Ксения Семеновна кивнула и продолжала:
— Из них пять Алексеев Ивановичей. У четверых отчество другое, но, на всякий случай, мы их тоже приняли во внимание. Относительно всех девяти Алешей мы послали запросы на места. Нас особенно интересовало, где, когда и при каких обстоятельствах усыновили этих мальчиков. Мы просим возможно точнее выяснить все подробности…
— Ответа еще не было? — взволнованно спросил Сахаров.
— Из трех, самых ближних мест, уже поступили ответы. Но данные не подходят. А вот из дальних мест еще придется подождать ответ.
— Как всё это длительно!.. И как сложно!
— Разумеется, не быстро. Ведь расстояние значительное. И, кроме того, всюду надо поднимать архивы, устанавливать точные данные…
— Иной раз мне кажется: так мы никогда ничего и не узнаем, — грустно признался Иван Антонович.
— Вот это уж совсем напрасно! — воскликнула Ксения Семеновна. — Ни в коем случае не надо терять надежды. Да знаете ли вы, товарищ дорогой, какие труднейшие, запутанные случаи удавалось нам распутывать? Только на-днях мы нашли девочку. Разыскивал ее старший брат, теперь курсант. Приходит ко мне такой парень, грудь в орденах, и говорит: «Найдите мою сестренку. Одна она у меня осталась, самая наша младшенькая. Семья была большая и вся во время войны погибла». А обстоятельства были такие: дом разбомбило, погибли там многие… — Ксения Семеновна вздохнула. — Двухлетнюю девочку вытащили из-под развалин и отнесли в ближайший госпиталь. Документов при девочке, разумеется, не было никаких. Ребенок был испуган, ошеломлен бомбежкой. И что может знать и помнить двухлетняя крошка?
— И все-таки ее нашли через четыре с лишним года? — поразился Сахаров. — Но как? Каким образом?
— Единственной путеводной ниточкой, связывавшей девочку с прошлым, была вышивка на платье. Девочку, очевидно, собирались отправить на дачу с детским садом или с яслями. Но не успели… И вот на всей одежде ребенка — на платьице, на рубашке, на переднике, на чулках — было заботливо вышито: «Гусева Оля». Это было записано при поступлении девочки в госпиталь. И, само собой разумеется, был записан адрес того разбомбленного дома, из которого девочку принесли.
— И потом, когда девочку отправили в «Дом малютки», всё это взяли на заметку, — подсказал Сахаров.
— Да. Девочку принесли в госпиталь чужие люди. Неверно я сказала. Не чужие, а просто незнакомые. Как в большой семье, живем мы в нашей стране. Каждый готов позаботиться о другом.
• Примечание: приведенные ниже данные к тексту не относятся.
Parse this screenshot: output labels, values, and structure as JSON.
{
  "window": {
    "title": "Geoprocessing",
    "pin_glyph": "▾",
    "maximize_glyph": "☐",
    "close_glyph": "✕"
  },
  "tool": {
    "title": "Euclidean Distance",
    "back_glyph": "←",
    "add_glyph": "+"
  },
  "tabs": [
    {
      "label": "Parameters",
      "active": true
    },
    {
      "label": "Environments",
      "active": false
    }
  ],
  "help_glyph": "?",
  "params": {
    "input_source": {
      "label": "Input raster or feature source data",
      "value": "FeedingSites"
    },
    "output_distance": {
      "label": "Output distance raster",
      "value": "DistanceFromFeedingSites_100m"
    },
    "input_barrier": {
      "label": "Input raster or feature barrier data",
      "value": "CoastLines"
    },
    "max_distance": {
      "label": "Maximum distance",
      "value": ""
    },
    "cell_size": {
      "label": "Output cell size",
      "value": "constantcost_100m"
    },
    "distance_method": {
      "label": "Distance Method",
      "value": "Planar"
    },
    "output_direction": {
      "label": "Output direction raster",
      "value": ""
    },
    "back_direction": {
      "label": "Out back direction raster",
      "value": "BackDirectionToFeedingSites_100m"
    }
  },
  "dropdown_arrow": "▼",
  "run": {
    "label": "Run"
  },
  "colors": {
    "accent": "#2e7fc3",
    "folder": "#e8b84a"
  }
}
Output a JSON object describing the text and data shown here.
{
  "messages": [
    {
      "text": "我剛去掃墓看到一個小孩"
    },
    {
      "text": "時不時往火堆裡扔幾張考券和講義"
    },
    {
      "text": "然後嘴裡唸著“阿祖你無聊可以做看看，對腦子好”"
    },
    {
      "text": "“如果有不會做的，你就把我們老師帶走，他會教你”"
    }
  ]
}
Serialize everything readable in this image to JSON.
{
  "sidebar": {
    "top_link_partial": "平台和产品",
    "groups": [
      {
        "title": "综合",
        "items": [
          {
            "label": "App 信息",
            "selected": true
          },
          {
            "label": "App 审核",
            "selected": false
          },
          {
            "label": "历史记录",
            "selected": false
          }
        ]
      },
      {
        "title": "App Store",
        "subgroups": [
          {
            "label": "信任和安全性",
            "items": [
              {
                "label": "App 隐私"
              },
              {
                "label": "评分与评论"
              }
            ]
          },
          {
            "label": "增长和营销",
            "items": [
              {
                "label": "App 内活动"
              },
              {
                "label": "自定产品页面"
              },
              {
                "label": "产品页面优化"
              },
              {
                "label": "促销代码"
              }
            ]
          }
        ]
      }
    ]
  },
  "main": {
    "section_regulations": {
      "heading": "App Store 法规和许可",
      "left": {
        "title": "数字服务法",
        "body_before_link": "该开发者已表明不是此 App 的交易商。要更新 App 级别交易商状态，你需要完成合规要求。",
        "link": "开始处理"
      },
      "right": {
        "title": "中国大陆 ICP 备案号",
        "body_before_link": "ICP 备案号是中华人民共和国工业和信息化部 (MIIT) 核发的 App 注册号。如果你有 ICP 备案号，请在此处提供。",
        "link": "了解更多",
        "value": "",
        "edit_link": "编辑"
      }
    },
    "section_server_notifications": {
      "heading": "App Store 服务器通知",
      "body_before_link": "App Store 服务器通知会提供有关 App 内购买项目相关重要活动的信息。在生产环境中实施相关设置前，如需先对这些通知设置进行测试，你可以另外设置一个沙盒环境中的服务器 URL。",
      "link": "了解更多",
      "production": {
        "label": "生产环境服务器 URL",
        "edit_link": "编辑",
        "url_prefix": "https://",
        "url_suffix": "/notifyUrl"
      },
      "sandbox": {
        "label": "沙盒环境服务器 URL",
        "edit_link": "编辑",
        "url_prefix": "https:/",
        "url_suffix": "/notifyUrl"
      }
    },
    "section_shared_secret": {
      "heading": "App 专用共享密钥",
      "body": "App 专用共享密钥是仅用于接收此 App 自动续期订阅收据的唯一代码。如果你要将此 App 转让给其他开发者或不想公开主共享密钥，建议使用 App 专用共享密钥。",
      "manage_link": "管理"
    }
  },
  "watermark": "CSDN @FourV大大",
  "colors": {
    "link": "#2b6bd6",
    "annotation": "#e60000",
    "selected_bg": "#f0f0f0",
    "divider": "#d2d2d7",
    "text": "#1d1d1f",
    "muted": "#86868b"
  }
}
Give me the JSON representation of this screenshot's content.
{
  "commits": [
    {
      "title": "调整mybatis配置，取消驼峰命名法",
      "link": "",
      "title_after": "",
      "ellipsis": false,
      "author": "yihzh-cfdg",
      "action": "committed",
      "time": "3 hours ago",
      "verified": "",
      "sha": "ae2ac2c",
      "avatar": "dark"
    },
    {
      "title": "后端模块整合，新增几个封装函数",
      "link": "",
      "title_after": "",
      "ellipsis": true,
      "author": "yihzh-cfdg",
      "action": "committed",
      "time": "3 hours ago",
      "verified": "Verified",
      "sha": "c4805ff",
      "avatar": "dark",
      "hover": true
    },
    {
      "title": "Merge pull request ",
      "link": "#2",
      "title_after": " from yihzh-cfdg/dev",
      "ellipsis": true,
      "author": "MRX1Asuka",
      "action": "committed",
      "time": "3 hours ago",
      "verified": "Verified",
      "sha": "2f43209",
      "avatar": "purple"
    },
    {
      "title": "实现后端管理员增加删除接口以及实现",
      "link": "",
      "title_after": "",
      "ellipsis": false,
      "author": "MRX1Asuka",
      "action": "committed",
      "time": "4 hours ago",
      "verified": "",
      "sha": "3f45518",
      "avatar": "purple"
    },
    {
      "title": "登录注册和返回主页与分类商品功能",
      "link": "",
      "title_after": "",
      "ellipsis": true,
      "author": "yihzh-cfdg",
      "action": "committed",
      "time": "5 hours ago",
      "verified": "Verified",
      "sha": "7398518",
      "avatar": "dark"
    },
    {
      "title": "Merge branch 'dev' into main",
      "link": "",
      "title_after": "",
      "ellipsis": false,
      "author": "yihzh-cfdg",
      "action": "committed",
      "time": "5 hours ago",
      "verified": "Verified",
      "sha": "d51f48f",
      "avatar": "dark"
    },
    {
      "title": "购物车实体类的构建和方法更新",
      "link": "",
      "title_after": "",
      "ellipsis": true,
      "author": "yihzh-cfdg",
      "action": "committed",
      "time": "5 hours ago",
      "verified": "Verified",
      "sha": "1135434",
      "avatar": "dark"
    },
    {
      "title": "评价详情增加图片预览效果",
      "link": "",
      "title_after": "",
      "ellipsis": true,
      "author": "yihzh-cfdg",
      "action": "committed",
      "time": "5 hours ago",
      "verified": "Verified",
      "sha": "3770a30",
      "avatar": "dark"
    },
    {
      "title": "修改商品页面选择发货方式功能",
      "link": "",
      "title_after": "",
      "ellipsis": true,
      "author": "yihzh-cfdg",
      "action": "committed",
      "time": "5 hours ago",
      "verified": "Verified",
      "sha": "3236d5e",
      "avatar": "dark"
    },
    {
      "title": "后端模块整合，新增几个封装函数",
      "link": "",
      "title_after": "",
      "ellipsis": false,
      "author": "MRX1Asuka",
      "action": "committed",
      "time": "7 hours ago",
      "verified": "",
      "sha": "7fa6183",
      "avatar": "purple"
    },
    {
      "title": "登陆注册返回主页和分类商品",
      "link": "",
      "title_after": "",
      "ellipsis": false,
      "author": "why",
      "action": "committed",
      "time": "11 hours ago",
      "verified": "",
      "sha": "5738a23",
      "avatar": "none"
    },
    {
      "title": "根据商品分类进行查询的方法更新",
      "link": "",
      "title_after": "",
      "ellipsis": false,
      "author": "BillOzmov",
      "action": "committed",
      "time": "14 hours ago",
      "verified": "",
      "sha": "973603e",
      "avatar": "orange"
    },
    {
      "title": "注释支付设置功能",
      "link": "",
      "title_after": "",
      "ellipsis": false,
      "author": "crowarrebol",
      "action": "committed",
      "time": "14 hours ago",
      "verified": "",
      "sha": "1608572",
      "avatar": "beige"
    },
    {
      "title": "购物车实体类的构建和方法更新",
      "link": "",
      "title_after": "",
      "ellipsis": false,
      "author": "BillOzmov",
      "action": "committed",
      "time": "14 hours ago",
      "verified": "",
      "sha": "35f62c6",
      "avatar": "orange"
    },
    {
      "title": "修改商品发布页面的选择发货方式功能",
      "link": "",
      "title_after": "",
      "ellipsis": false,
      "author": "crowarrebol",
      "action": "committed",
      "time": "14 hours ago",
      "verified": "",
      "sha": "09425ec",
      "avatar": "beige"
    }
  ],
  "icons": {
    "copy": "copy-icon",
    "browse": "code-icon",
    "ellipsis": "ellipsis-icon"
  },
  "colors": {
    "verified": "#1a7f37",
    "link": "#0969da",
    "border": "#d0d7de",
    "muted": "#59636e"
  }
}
Вы думаете, Иван Антонович, что детский дом, откуда потерялся ваш сын, хоть на минуту забыл о нем? Конечно, они сразу же дали знать о пропаже мальчика и в детприемники и в угрозыск. Поисками вашего сына заняты многие люди. Так что запаситесь терпением, — добавила она, мягко улыбаясь.
— Спасибо вам, — всегда вы меня подбадриваете… — сказал Сахаров, прощаясь с инспектором.
Я его найду
Ося упрекал себя за то, что в последнее время он ничего не предпринимал для поисков Алика. Уж очень много интересного происходило кругом.
Недавно состоялось очередное комсомольское собрание, посвященное выборам в Верховный Совет СССР. Мальчики делали небольшие доклады. Ося рассказывал о выборах в капиталистических странах. Два вечера он просидел в читальне над газетами и брошюрами.
Немало времени отнимала работа в школьной мастерской наглядных пособий, где мальчики с увлечением вытачивали, клеили, раскрашивали разные приборы и макеты. Руководил мастерской учитель географии, веселый живой старик, организатор многих интересных дел. А Ося всегда был энтузиастом географии.